W tym stanie rzeczy wyżywienie pacjentów szpitali od lat pozostaje nierozwiązanym problemem ochrony zdrowia, na co wskazują listy obywateli do RPO oraz doniesienia mediów. W ocenie Najwyższej Izby Kontroli z 2018 r, żywienie pacjentów w szpitalach w żadnym stopniu nie poprawiło się w porównaniu z kontrolą NIK z 2008 r.. Także najnowszy raport Polskiego Towarzystwa Żywienia Pozajelitowego, Dojelitowego i Metabolizmu wskazuje na niedociągnięcia w zakresie żywienia pacjentów, m.in. na niedożywienie.
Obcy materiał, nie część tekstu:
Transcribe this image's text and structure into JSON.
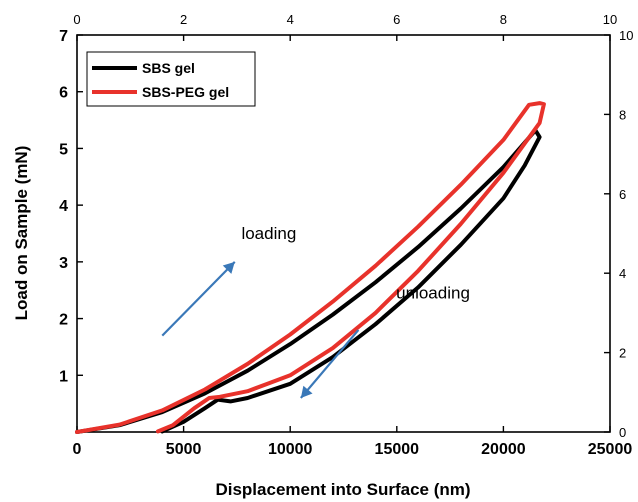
{
  "chart_data": {
    "type": "line",
    "xlabel": "Displacement into Surface (nm)",
    "ylabel": "Load on Sample (mN)",
    "xlim": [
      0,
      25000
    ],
    "ylim": [
      0,
      7
    ],
    "x_ticks": [
      0,
      5000,
      10000,
      15000,
      20000,
      25000
    ],
    "y_ticks": [
      1,
      2,
      3,
      4,
      5,
      6,
      7
    ],
    "top_axis": {
      "lim": [
        0,
        10
      ],
      "ticks": [
        0,
        2,
        4,
        6,
        8,
        10
      ]
    },
    "right_axis": {
      "lim": [
        0,
        10
      ],
      "ticks": [
        0,
        2,
        4,
        6,
        8,
        10
      ]
    },
    "grid": false,
    "legend_position": "top-left",
    "series": [
      {
        "name": "SBS gel",
        "color": "#000000",
        "points": [
          [
            0,
            0
          ],
          [
            2000,
            0.12
          ],
          [
            4000,
            0.35
          ],
          [
            6000,
            0.68
          ],
          [
            8000,
            1.08
          ],
          [
            10000,
            1.55
          ],
          [
            12000,
            2.07
          ],
          [
            14000,
            2.64
          ],
          [
            16000,
            3.26
          ],
          [
            18000,
            3.94
          ],
          [
            20000,
            4.67
          ],
          [
            21500,
            5.32
          ],
          [
            21700,
            5.2
          ],
          [
            21000,
            4.7
          ],
          [
            20000,
            4.12
          ],
          [
            18000,
            3.3
          ],
          [
            16000,
            2.55
          ],
          [
            14000,
            1.9
          ],
          [
            12000,
            1.32
          ],
          [
            10000,
            0.85
          ],
          [
            8000,
            0.6
          ],
          [
            7200,
            0.54
          ],
          [
            6600,
            0.57
          ],
          [
            6000,
            0.42
          ],
          [
            5000,
            0.18
          ],
          [
            4000,
            0.01
          ]
        ]
      },
      {
        "name": "SBS-PEG gel",
        "color": "#e8322b",
        "points": [
          [
            0,
            0
          ],
          [
            2000,
            0.13
          ],
          [
            4000,
            0.38
          ],
          [
            6000,
            0.75
          ],
          [
            8000,
            1.2
          ],
          [
            10000,
            1.72
          ],
          [
            12000,
            2.3
          ],
          [
            14000,
            2.93
          ],
          [
            16000,
            3.62
          ],
          [
            18000,
            4.36
          ],
          [
            20000,
            5.15
          ],
          [
            21200,
            5.77
          ],
          [
            21700,
            5.8
          ],
          [
            21900,
            5.78
          ],
          [
            21700,
            5.45
          ],
          [
            20000,
            4.57
          ],
          [
            18000,
            3.67
          ],
          [
            16000,
            2.84
          ],
          [
            14000,
            2.1
          ],
          [
            12000,
            1.48
          ],
          [
            10000,
            1.0
          ],
          [
            8000,
            0.72
          ],
          [
            6700,
            0.62
          ],
          [
            6200,
            0.6
          ],
          [
            5500,
            0.42
          ],
          [
            4500,
            0.12
          ],
          [
            3800,
            0.01
          ]
        ]
      }
    ],
    "annotations": [
      {
        "text": "loading",
        "x": 9000,
        "y": 3.4
      },
      {
        "text": "unloading",
        "x": 16700,
        "y": 2.35
      }
    ],
    "arrows": [
      {
        "name": "loading-arrow",
        "from": [
          4000,
          1.7
        ],
        "to": [
          7400,
          3.0
        ],
        "color": "#3a78b8"
      },
      {
        "name": "unloading-arrow",
        "from": [
          13200,
          1.8
        ],
        "to": [
          10500,
          0.6
        ],
        "color": "#3a78b8"
      }
    ]
  }
}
- Konkludując, poprawa jakości żywienia pacjentów szpitali wymaga rozwiązań systemowych w celu nadania problematyce żywienia pacjentów odpowiedniej rangi oraz zapewnienia właściwego standardu żywienia - pisze rzecznik do ministra. O skuteczności leczenia pacjentów w szpitalach decyduje bowiem nie tylko właściwie prowadzony proces leczniczy, ale także prawidłowe żywienie chorych oraz edukacja żywieniowa. Żywienie pacjentów towarzyszy procedurom medycznym i jest integralną częścią procesu leczniczego, a zatem w swych założeniach powinno być zgodne z zasadami prawidłowego żywienia.

Dlatego Adam Bodnar ponownie poddał ministrowi pod rozwagę uregulowanie problemu.